Samsung's reputation for superior quality directly influenced their customers' willingness to pay (WTP), enabling them to command higher prices. When comparing the price of a 256Mb DRAM (Exhibit 7a), it becomes evident that Samsung charges 12.7% more
than the weighted average price of its competitors. Another competitive advantage for Samsung is their concentration of all industrial and R;D activities in a single site, resulting in lower costs.
Samsung benefited from collocation and scale of fab investment, which resulted in an estimated 12% savings on fab construction costs. This approach proved highly effective as it allowed engineers from various areas to collaborate daily, enabling faster resolutions for production and product design issues. Unlike its competitors with scattered facilities, Samsung was the only company implementing this strategy, making it more efficient. Additionally, Samsung had a noteworthy employee incentive model that successfully boosted productivity.
In 2003, Samsung had the lowest average salary compared to its competitors. The average salary at Samsung was $44,000, while Micron, Infineon, Hynix, and SMIC had average salaries of $54,000, $72,400, $24,600, and $10,800 respectively. Despite the lower salary at Samsung, employees received higher rewards. These rewards were based on performance at the division level such as the Memory Division. However, incentives could be adjusted for each department or team within the division according to their individual performance and contribution. These Productivity Incentives had the potential to pay up to 300% of the annual base salary. By implementing these strategies effectively across all product lines in comparison to its competitors in 2003 (Exhibit 7d), Samsung managed to achieve lower costs. For example, when analyzing the cost breakdown of a 256Mbit DRAM in that year; Samsung's cost was $4.5 while competitors had an average cost of $5.
61. Samsung gained a competitive advantage by being able to provide lower prices while still maintaining the highest price in the industry. They achieved
this by operating with a significantly higher operating margin than their competitors. For the 256Mbit DRAM, Samsung's operating profit reached 18.
Chairman Lee should consider a recommendation for Samsung's response to the threat of large-scale Chinese entry. However, it is important to first discuss what actions he shouldn't take. Joining forces with a Chinese partner is not advisable for various reasons. Past cases have shown that this strategy often leads to unexpected outcomes contrary to initial expectations.

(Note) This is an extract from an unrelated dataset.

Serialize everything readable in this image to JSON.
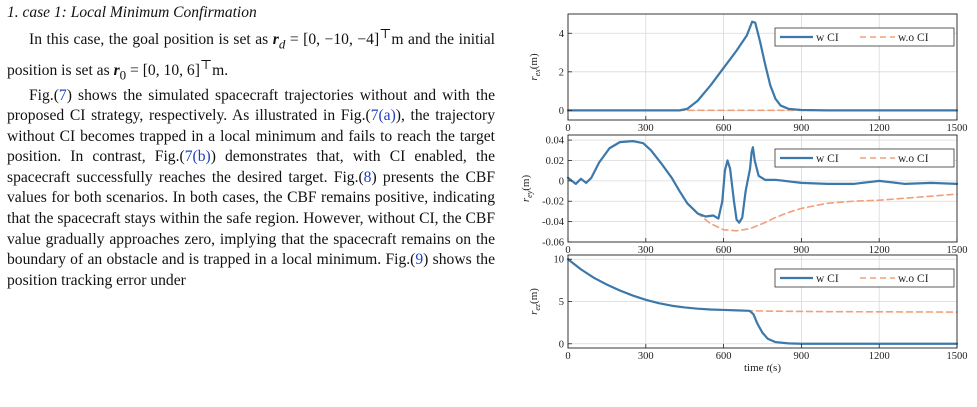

Just to provide an example, a Brazilian company known as Marcopolo, one of the world's largest bus manufacturers, faced similar challenges to Samsung. In 2005, they established a joint-venture with a local Chinese player. However, after sharing their technological secrets with their Chinese partner, the Chinese decided to terminate the partnership and compete against Marcopolo. If Samsung chooses to employ this strategy, they could face a similar outcome. Another reason is that shifting production entirely to China or establishing a new factory there could pose a threat to Samsung's business model, which relies on concentrating activities in Seoul - a crucial source of competitive advantage.
My suggestion for Samsung is to utilize their expertise and tradition to provide high-quality products for valuable niche markets, while maintaining a competitive strategy centered on innovation and quality. This will create a distinctiveness that is difficult for Chinese companies to imitate. Such a strategy would enable Samsung to target customers with a high willingness to pay, resulting in a positive impact on the profit margin. By adopting this approach, Samsung would allow its Chinese competitors to focus on segments that do not require a high level of distinctiveness and have lower entry barriers. Consequently, Samsung
will avoid engaging in a price war with Chinese companies in the lower-end market segment, while continuing to dominate profitable segments of the market.